The reason for this is oxygen exposure on beer that's already carbonated just promotes oxidation, as there isn't any priming sugar for yeast to consume the remaining oxygen. So, they fill the bottles and kegs as full as they can.
I don't mean to criticize, I just would like to comment here. Yeast is known for its ability to undergo anaerobic (without oxygen) respiration. Yeast can go about its yeast business of producing alcohol and CO2 without oxygen.
I've read that this is one of the great things about yeast for brewing and rising dough. Effectively, the organism is more versatile than other forms of life.

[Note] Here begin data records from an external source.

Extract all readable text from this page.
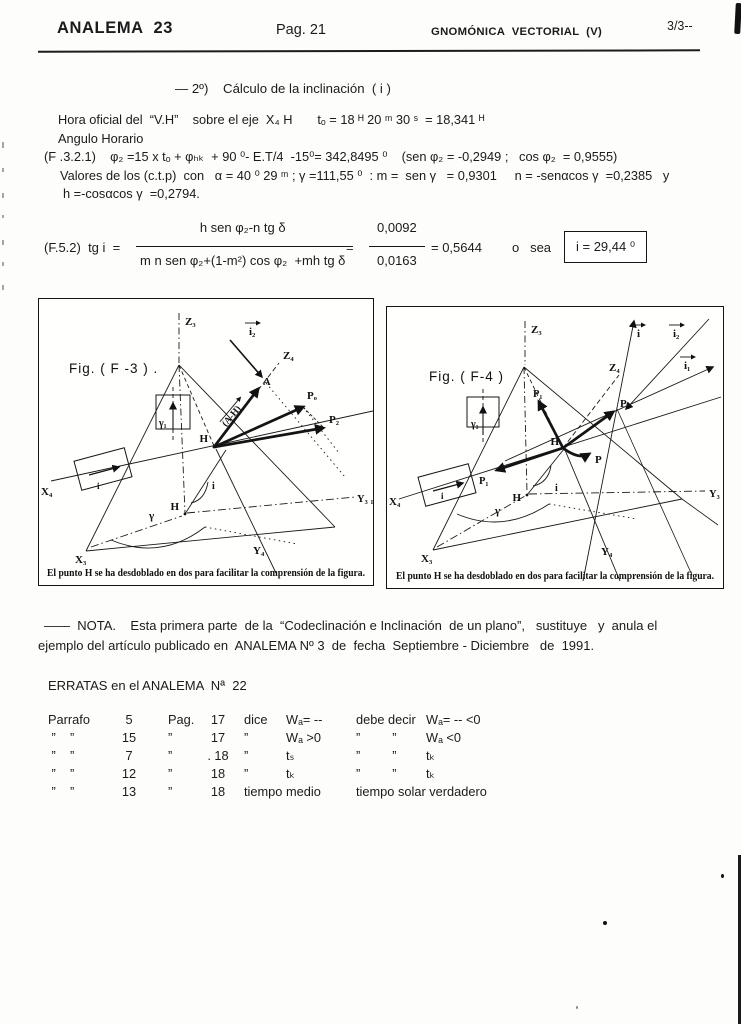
ANALEMA  23	Pag. 21	GNOMÓNICA  VECTORIAL  (V)	3/3--
— 2º)    Cálculo de la inclinación  ( i )
Hora oficial del  “V.H”    sobre el eje  X₄ H       tₒ = 18 ᴴ 20 ᵐ 30 ˢ  = 18,341 ᴴ
Angulo Horario
(F .3.2.1)    φ₂ =15 x tₒ + φₕₖ  + 90 ⁰- E.T/4  -15⁰= 342,8495 ⁰    (sen φ₂ = -0,2949 ;   cos φ₂  = 0,9555)
Valores de los (c.t.p)  con   α = 40 ⁰ 29 ᵐ ; γ =111,55 ⁰  : m =  sen γ   = 0,9301     n = -senαcos γ  =0,2385   y
h =-cosαcos γ  =0,2794.
(F.5.2)  tg i  =
h sen φ₂-n tg δ
m n sen φ₂+(1-m²) cos φ₂  +mh tg δ
= $\frac{0,0092}{0,0163} = 0,5644$ o   sea	i = 29,44 ⁰
Fig. ( F -3 ) .
Z₃
i₂
Z₄
A
(A-H)
Pₒ
P₂
γ₁
H
H
X₄
X₃
i
γ
Y₃ ₁
Y₄
i
El punto H se ha desdoblado en dos para facilitar la comprensión de la figura.
Fig. ( F-4 )
Z₃	i	i₂
i₁
Z₄
P₁
P₀
P
P₁
γ₁
H
H
X₄
X₃
i
γ
Y₃
Y₄
i
El punto H se ha desdoblado en dos para facilitar la comprensión de la figura.
——  NOTA.    Esta primera parte  de la  “Codeclinación e Inclinación  de un plano”,   sustituye   y  anula el
ejemplo del artículo publicado en  ANALEMA Nº 3  de  fecha  Septiembre - Diciembre   de  1991.
ERRATAS en el ANALEMA  Nª  22
Parrafo	5	Pag.	17	dice Wₐ= --	debe decir Wₐ= -- <0
”    ”	15	”	17	”	Wₐ >0	”         ” Wₐ <0
”    ”	7	”	. 18	”	tₛ	”         ” tₖ
”    ”	12	”	18	”	tₖ	”         ” tₖ
”    ”	13	”	18	tiempo medio	tiempo solar verdadero
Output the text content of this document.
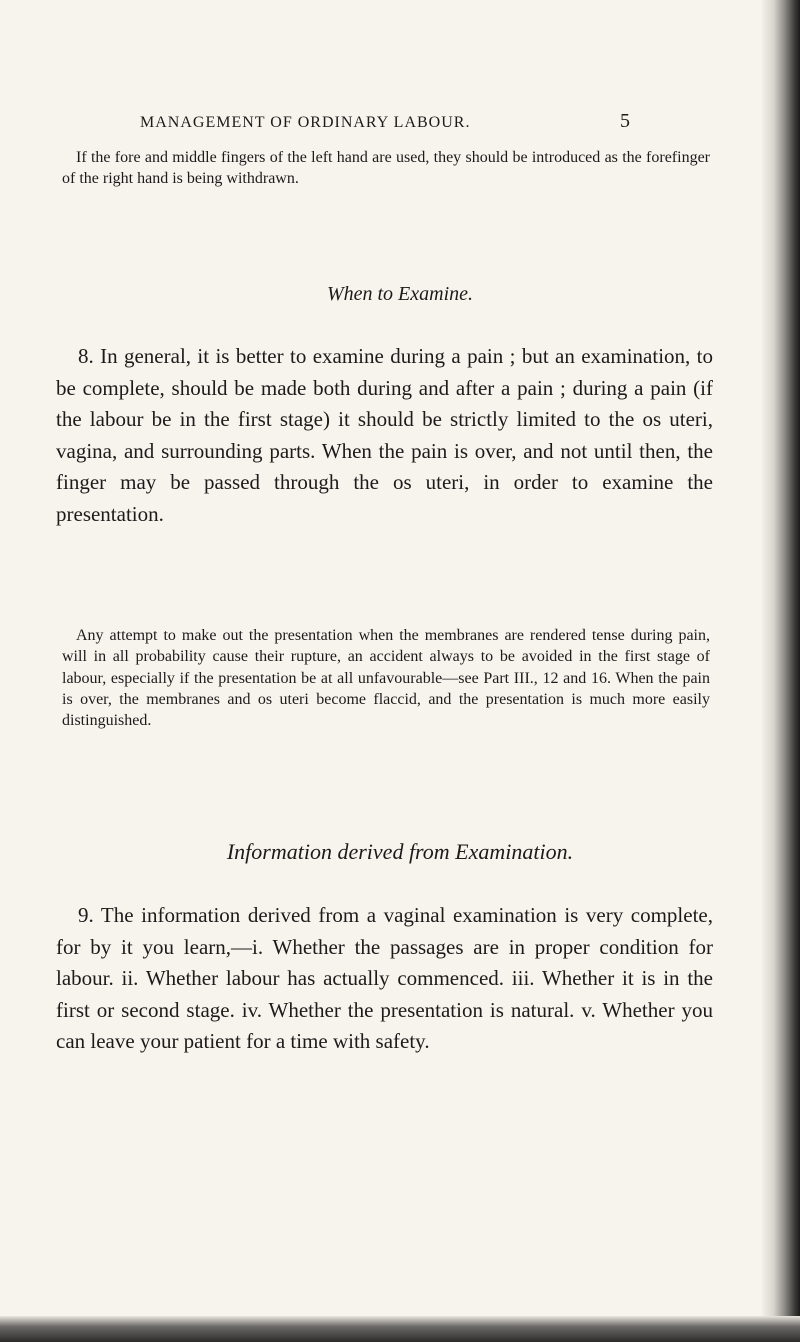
MANAGEMENT OF ORDINARY LABOUR.	5

If the fore and middle fingers of the left hand are used, they should be introduced as the forefinger of the right hand is being withdrawn.

When to Examine.

8. In general, it is better to examine during a pain ; but an examination, to be complete, should be made both during and after a pain ; during a pain (if the labour be in the first stage) it should be strictly limited to the os uteri, vagina, and surrounding parts. When the pain is over, and not until then, the finger may be passed through the os uteri, in order to examine the presentation.

Any attempt to make out the presentation when the membranes are rendered tense during pain, will in all probability cause their rupture, an accident always to be avoided in the first stage of labour, especially if the presentation be at all unfavourable—see Part III., 12 and 16. When the pain is over, the membranes and os uteri become flaccid, and the presentation is much more easily distinguished.

Information derived from Examination.

9. The information derived from a vaginal examination is very complete, for by it you learn,—i. Whether the passages are in proper condition for labour. ii. Whether labour has actually commenced. iii. Whether it is in the first or second stage. iv. Whether the presentation is natural. v. Whether you can leave your patient for a time with safety.
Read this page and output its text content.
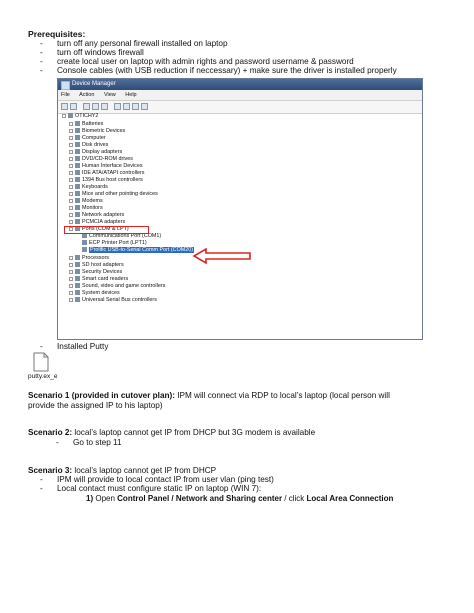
Prerequisites:
- turn off any personal firewall installed on laptop
- turn off windows firewall
- create local user on laptop with admin rights and password username & password
- Console cables (with USB reduction if neccessary) + make sure the driver is installed properly
Device Manager
File Action View Help
OTICHY2
Batteries
Biometric Devices
Computer
Disk drives
Display adapters
DVD/CD-ROM drives
Human Interface Devices
IDE ATA/ATAPI controllers
1394 Bus host controllers
Keyboards
Mice and other pointing devices
Modems
Monitors
Network adapters
PCMCIA adapters
Ports (COM & LPT)
Communications Port (COM1)
ECP Printer Port (LPT1)
Prolific USB-to-Serial Comm Port (COM20)
Processors
SD host adapters
Security Devices
Smart card readers
Sound, video and game controllers
System devices
Universal Serial Bus controllers
- Installed Putty
putty.ex_e
Scenario 1 (provided in cutover plan): IPM will connect via RDP to local’s laptop (local person will
provide the assigned IP to his laptop)
Scenario 2: local’s laptop cannot get IP from DHCP but 3G modem is available
- Go to step 11
Scenario 3: local’s laptop cannot get IP from DHCP
- IPM will provide to local contact IP from user vlan (ping test)
- Local contact must configure static IP on laptop (WIN 7):
1) Open Control Panel / Network and Sharing center / click Local Area Connection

I've also read that all yeast activity in brewing should be anaerobic (no definitive source on this). If the yeast is using oxygen to produce energy, then the beer will not be as good. The only oxygen that should be consumed by the yeast is during initial fermentation to provide the organism with the necessary oxygen nutrient to replicate its cell wall and copy itself as it reproduces.
By these findings, bottle head-space should not require any oxygen for the existing yeast to produce alcohol and CO2 without replicating itself.